Koyun ve keçinin merada ucuz beslendiğini kaydeden Eker, Türkiye’nin doğal varlığının yüzde 41’inin Doğu ve Güneydoğu Anadolu’daki 15 vilayette olduğunu aktararak, şöyle devam etti:
“30 senedir devam eden terör meselesi ve onun komplikasyonları, onun yol açtığı problemler sebebiyle sadece o 15 vilayette 18 milyon küçükbaş hayvan beslenebilirken, sadece 8 milyon hayvan beslenebiliyor. Yayla yasakları, güvenlik sorunları ve buna benzer köylerden kaçış ve köylerin boşaltılması. Çözüm süreci ile birlikte biz bu kaynakları tekrar kullanabilir hale geliyoruz. Hem gözyaşı diniyor, hem ocaklar sönmüyor, hem birlik ve beraberlik inşa oluyor, ülkemize huzur ve güven geliyor.”
Kayıtlı her koyun ve keçi için her yıl 20 lira para verdiklerini söyleyen Eker, “Koyun ve keçi sütüne diğer sütlere verdiğimizden 4 kat litre başına daha fazla destek veriyoruz. Etin ve sütün işlenmesi ile ilgili yapılacak olan tesislere yüzde 50’den fazla hibe destek veriyoruz. 800 bin liralık yatırım tutarının yüzde 50’sini hibe destek veriyoruz. Bu proje bizim eğitimde 15 gün süreyle 120 saat, bunun yaklaşık 80 saati teorik eğitim, 40 saati ise pratik eğitimdir. Polatlı, Sivas, Kırşehir ve Iğdır’ı pilot il seçtik. Bu proje bununla kalmayacak. Çünkü 81 vilayetin tamamında bu projeye 10 bin kişi talep var. 25 kişinin eğitimi tamamlandı ve sertifikalarını vereceğiz” ifadelerini kullandı.

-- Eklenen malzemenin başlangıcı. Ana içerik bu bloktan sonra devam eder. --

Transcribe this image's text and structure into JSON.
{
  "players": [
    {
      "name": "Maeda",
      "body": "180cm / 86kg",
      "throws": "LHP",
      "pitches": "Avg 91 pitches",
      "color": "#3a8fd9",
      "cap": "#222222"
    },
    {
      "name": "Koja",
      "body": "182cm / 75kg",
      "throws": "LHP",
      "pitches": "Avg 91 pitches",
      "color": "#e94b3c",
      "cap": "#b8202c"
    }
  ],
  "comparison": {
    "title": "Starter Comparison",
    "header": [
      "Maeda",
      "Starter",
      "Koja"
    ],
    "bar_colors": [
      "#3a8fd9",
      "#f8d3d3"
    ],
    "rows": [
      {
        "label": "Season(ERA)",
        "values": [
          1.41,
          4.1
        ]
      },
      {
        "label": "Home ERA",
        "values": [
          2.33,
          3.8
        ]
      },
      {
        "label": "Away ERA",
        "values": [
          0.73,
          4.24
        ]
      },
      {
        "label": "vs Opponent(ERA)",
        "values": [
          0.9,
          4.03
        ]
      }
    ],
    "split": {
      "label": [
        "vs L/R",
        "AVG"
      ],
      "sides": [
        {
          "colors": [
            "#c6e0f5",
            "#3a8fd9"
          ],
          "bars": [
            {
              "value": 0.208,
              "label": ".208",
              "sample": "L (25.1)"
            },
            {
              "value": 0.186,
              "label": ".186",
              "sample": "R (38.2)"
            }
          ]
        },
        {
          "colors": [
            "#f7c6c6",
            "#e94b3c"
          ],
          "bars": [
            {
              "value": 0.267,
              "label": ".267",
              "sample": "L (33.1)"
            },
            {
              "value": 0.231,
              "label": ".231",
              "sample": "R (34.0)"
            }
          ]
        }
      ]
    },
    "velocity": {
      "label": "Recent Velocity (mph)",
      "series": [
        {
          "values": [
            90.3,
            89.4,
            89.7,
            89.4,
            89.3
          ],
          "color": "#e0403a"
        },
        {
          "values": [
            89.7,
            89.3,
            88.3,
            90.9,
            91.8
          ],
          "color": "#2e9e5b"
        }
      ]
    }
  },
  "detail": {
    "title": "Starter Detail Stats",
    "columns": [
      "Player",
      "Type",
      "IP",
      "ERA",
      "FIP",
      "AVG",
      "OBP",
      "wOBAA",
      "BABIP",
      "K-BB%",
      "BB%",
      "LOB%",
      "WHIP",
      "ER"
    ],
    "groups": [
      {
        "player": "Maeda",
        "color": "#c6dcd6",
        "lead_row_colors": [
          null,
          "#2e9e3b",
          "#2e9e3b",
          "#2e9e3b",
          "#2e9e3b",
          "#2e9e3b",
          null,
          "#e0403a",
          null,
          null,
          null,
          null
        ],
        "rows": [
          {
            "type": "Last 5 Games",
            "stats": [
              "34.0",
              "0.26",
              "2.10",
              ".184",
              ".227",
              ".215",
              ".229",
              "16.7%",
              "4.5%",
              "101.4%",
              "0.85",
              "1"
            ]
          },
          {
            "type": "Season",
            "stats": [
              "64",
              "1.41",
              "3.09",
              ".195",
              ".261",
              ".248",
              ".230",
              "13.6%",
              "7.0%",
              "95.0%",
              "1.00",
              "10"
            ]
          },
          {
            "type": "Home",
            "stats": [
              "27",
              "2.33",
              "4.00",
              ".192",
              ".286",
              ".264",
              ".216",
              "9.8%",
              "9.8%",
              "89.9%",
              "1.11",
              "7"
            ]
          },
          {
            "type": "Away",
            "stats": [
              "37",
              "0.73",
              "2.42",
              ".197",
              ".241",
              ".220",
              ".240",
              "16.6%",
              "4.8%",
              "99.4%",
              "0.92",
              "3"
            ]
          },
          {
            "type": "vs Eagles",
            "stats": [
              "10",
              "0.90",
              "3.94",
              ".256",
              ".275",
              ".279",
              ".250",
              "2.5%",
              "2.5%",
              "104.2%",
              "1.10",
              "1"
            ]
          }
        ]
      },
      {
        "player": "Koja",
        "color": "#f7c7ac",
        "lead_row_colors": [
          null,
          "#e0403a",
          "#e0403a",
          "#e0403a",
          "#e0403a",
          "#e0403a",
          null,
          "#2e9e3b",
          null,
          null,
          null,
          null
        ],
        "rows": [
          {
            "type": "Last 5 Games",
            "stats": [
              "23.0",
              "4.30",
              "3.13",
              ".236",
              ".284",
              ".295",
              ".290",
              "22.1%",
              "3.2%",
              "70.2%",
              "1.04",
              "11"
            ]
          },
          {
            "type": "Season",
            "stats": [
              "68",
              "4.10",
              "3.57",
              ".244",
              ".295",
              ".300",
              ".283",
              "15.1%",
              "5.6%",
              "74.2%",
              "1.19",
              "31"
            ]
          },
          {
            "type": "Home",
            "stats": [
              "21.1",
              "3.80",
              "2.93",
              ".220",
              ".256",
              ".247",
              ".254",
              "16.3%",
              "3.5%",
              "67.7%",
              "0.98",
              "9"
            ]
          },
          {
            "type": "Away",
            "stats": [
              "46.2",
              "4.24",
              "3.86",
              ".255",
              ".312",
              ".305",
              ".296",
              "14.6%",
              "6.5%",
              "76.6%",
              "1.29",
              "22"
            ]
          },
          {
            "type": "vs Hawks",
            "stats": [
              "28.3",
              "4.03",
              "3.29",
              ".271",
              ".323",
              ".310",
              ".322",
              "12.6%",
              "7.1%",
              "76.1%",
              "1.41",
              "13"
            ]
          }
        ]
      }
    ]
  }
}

Eker, ‘Sürü Yöneticiliği’ programında hedefledikleri amacı ise şöyle özetledi:
“Planlı bir şekilde sürü yöneticilerinin eğitilmesini sağlamak, Türkiye’nin koyunculuğunun ve keçiciliğinin geliştirilmesinde donanımlı, eğitim düzeyi yüksek, ihtiyaçlarının tamamını karşılayabilecek ama o insanlara da gerçekte hem sosyal bilince kavuşturacak, bir meslek sahibi olmalarını sağlayacak hem de yaptıkları işi daha verimli, daha anlamlı yürütebilecekleri bir donanıma onları kavuşturmaktır. Biz hayvancılığa geçmiş dönemlerin hiçbirinde olmadığı kadar yüksek düzeyde önem veriyoruz. Biz hükümete geldiğimizde Türkiye bütün tarım desteklerinin tamamının sadece yüzde 4’ünü hayvancılığa veriyordu. Yani 100 lira devlet tarıma destek veriyor, bunun 4 lirasını hayvancılığa veriyordu. Bunun karşılığı sadece 2002 yılında 83 milyon TL’dir. 2013 yılında Türk çiftçisine verdiğimiz nakdi karşılıksız hibe destek 9 milyar TL ve bunun 2,5 milyar TL’sini hayvancılığa verdik.”
Bakan Eker, programın sonunda sürü yönetimi eğitimi sonucunda sertifika almaya hak kazanan 25 kursiyere sertifikalarını takdim etti ve ardından ise kepenek giydi.